Monday, March 13, 2006

Huskies mauled by Bears

By Darren Zary of The StarPhoenix



Bears 6, Huskies 1
Dean Beuker blasted a short-handed slapshot past Aaron Sorochan to give the University of Saskatchewan Huskies a short-lived 1-0 lead Saturday against the hometown Alberta Golden Bears.

As it turns out, it was the only goal the Huskies scored against the Bears in the best-of-three Canada West men’s hockey final.
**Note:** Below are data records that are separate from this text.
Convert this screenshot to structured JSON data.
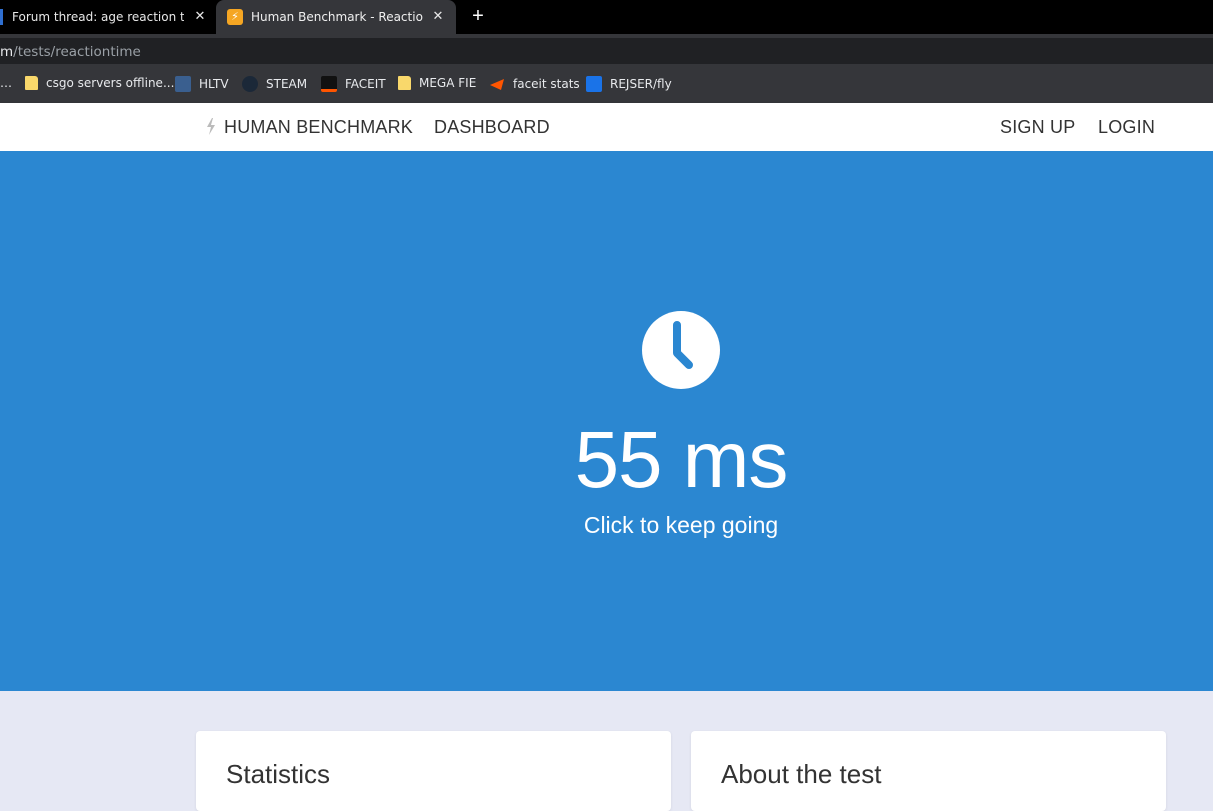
{
  "browser": {
    "tabs": [
      {
        "title": "Forum thread: age reaction time",
        "close": "✕"
      },
      {
        "title": "Human Benchmark - Reaction Time",
        "favicon": "⚡",
        "close": "✕"
      }
    ],
    "new_tab": "+",
    "url_host": "m",
    "url_path": "/tests/reactiontime",
    "bookmarks": [
      {
        "label": "…",
        "icon": "overflow"
      },
      {
        "label": "csgo servers offline...",
        "icon": "folder-icon"
      },
      {
        "label": "HLTV",
        "icon": "hltv-icon"
      },
      {
        "label": "STEAM",
        "icon": "steam-icon"
      },
      {
        "label": "FACEIT",
        "icon": "faceit-icon"
      },
      {
        "label": "MEGA FIE",
        "icon": "folder-icon"
      },
      {
        "label": "faceit stats",
        "icon": "faceit-icon"
      },
      {
        "label": "REJSER/fly",
        "icon": "plane-icon"
      }
    ]
  },
  "nav": {
    "brand": "HUMAN BENCHMARK",
    "dashboard": "DASHBOARD",
    "signup": "SIGN UP",
    "login": "LOGIN"
  },
  "hero": {
    "icon": "clock-icon",
    "result": "55 ms",
    "prompt": "Click to keep going",
    "background": "#2b87d1"
  },
  "cards": {
    "statistics": "Statistics",
    "about": "About the test"
  }
}
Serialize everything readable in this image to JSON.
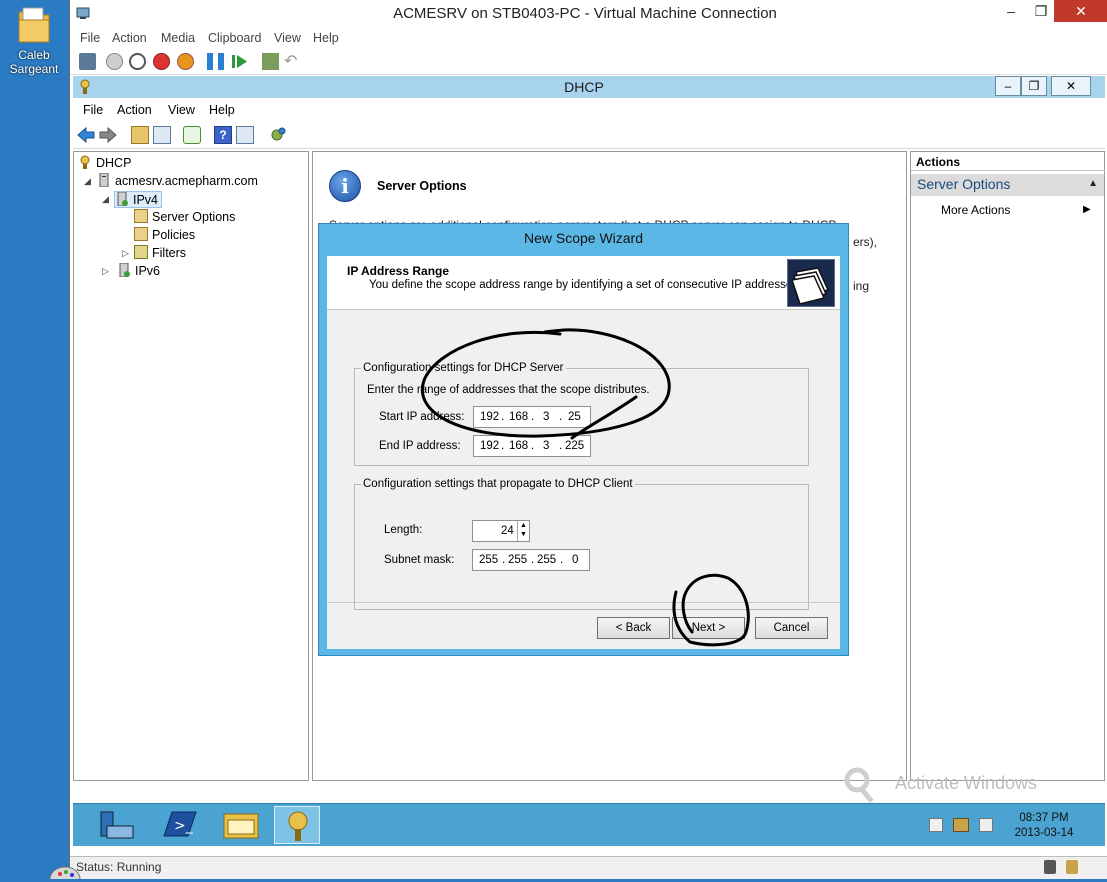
{
  "desktop": {
    "icon_label_line1": "Caleb",
    "icon_label_line2": "Sargeant"
  },
  "vm": {
    "title": "ACMESRV on STB0403-PC - Virtual Machine Connection",
    "menu": [
      "File",
      "Action",
      "Media",
      "Clipboard",
      "View",
      "Help"
    ],
    "status": "Status: Running"
  },
  "dhcp": {
    "title": "DHCP",
    "menu": [
      "File",
      "Action",
      "View",
      "Help"
    ],
    "tree": {
      "root": "DHCP",
      "server": "acmesrv.acmepharm.com",
      "ipv4": "IPv4",
      "server_options": "Server Options",
      "policies": "Policies",
      "filters": "Filters",
      "ipv6": "IPv6"
    },
    "center": {
      "heading": "Server Options",
      "desc_left": "Server options are additional configuration parameters that a DHCP server can assign to DHCP",
      "desc_right_1": "ers),",
      "desc_right_2": "ing"
    },
    "actions": {
      "header": "Actions",
      "section": "Server Options",
      "more": "More Actions"
    }
  },
  "wizard": {
    "title": "New Scope Wizard",
    "heading": "IP Address Range",
    "subheading": "You define the scope address range by identifying a set of consecutive IP addresses.",
    "group1": {
      "legend": "Configuration settings for DHCP Server",
      "instruction": "Enter the range of addresses that the scope distributes.",
      "start_label": "Start IP address:",
      "start_ip": [
        "192",
        "168",
        "3",
        "25"
      ],
      "end_label": "End IP address:",
      "end_ip": [
        "192",
        "168",
        "3",
        "225"
      ]
    },
    "group2": {
      "legend": "Configuration settings that propagate to DHCP Client",
      "length_label": "Length:",
      "length_value": "24",
      "mask_label": "Subnet mask:",
      "mask": [
        "255",
        "255",
        "255",
        "0"
      ]
    },
    "buttons": {
      "back": "< Back",
      "next": "Next >",
      "cancel": "Cancel"
    }
  },
  "guest_taskbar": {
    "watermark_title": "Activate Windows",
    "time": "08:37 PM",
    "date": "2013-03-14"
  },
  "colors": {
    "accent": "#5bb8e6",
    "taskbar": "#4aa3d1",
    "titlebar": "#a7d3ec"
  }
}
Alberta scored six unanswered goals — four in the second period — on its way to a 6-1 victory and two-game sweep.

It was Alberta’s sixth-straight Canada West title and fifth in a row over Saskatchewan.

Both teams had already qualified for
the Telus University Cup national tournament, March 23-26 in Edmonton, but a Canada West banner was up for grabs, plus a favourable seeding and pool at nationals.
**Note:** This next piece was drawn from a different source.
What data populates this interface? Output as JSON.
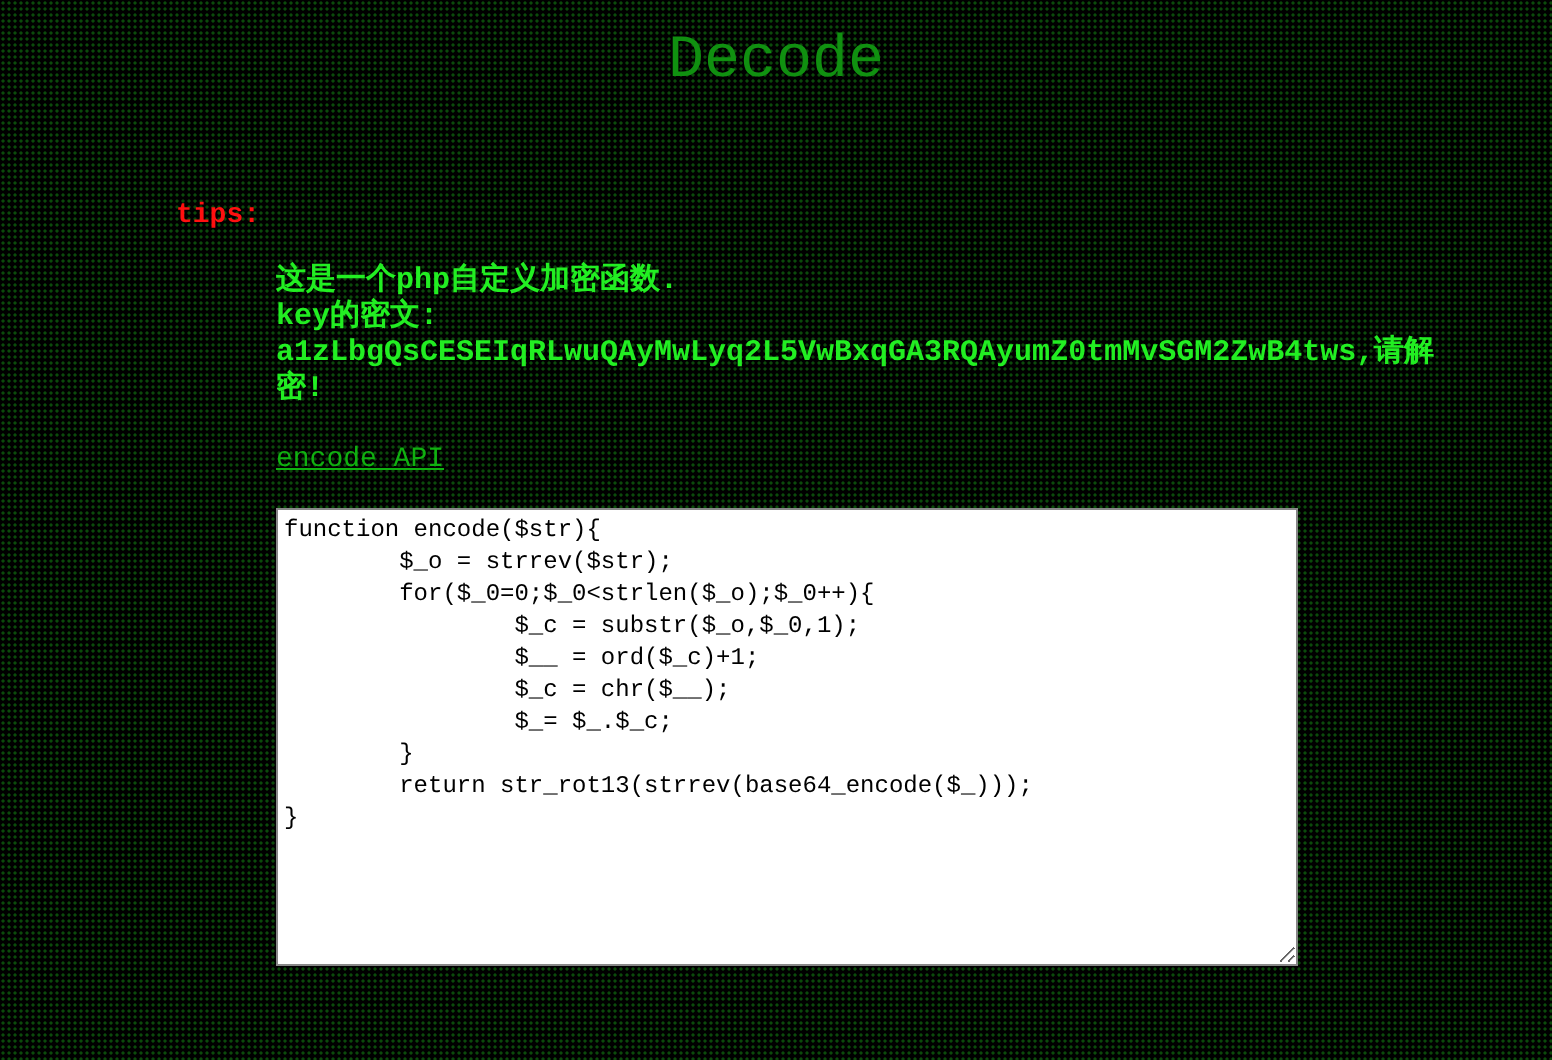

“We were up 1-0 and rather than play our game, we went a little bit north and south,” said U of S coach Dave Adolph. “We opened it up and that’s a bad team to open it up against.”

Harlan Anderson, with two, Brad Tutschek, Brian Ballman, Dylan Stanley and Chris Ovington scored for the Bears, who got a stellar performance from Canada West rookie of the year Aaron Sorochan, who stopped 49 of 50 Saskatchewan shots on the weekend.
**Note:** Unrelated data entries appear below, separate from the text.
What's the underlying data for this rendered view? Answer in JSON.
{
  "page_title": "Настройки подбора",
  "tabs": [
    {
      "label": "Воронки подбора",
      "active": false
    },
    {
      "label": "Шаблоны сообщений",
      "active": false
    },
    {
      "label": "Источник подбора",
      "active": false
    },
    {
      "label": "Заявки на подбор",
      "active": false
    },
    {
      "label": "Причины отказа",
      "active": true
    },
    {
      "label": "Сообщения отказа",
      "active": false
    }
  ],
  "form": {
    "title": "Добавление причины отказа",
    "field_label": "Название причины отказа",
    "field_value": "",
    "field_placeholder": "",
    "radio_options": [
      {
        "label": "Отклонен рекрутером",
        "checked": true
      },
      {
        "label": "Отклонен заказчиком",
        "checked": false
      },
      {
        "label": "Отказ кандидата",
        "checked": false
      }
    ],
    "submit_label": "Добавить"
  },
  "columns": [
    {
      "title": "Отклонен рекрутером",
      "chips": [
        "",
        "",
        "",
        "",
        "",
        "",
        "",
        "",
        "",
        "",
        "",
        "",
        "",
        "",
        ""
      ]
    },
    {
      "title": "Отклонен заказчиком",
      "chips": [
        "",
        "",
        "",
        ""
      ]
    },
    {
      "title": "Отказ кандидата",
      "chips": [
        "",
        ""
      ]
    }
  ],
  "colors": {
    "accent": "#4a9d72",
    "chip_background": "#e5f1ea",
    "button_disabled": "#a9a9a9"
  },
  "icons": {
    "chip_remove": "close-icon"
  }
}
“I’m concerned about the way we played like grumpy old men,” said Adolph. “We really did play an old man’s game, like we were in the 45-and-over rec league. We didn’t skate. We kind of did it all one by one (and not as a team). “And we took 41 of 46 penalty minutes in the third period — that’s the grumpy part.”

The Golden Bears, defending national champions, scored three power-play goals on 14 chances. The Dogs were 0-for-8.

“I was very proud of how our guys remained disciplined throughout the game,” Alberta coach Eric Thurston told U of A sports information officer Bob Stauffer.

The Bears outshot the Huskies 47-28. Attendance was 2,568.

DOG TALES: Alberta and Saskatchewan will be joined in the six-team national tournament by Atlantic champion Acadia, Ontario/Quebec (OUA) champion Lakehead, OUA runner-up McGill and OUA wild-card Wilfrid Laurier.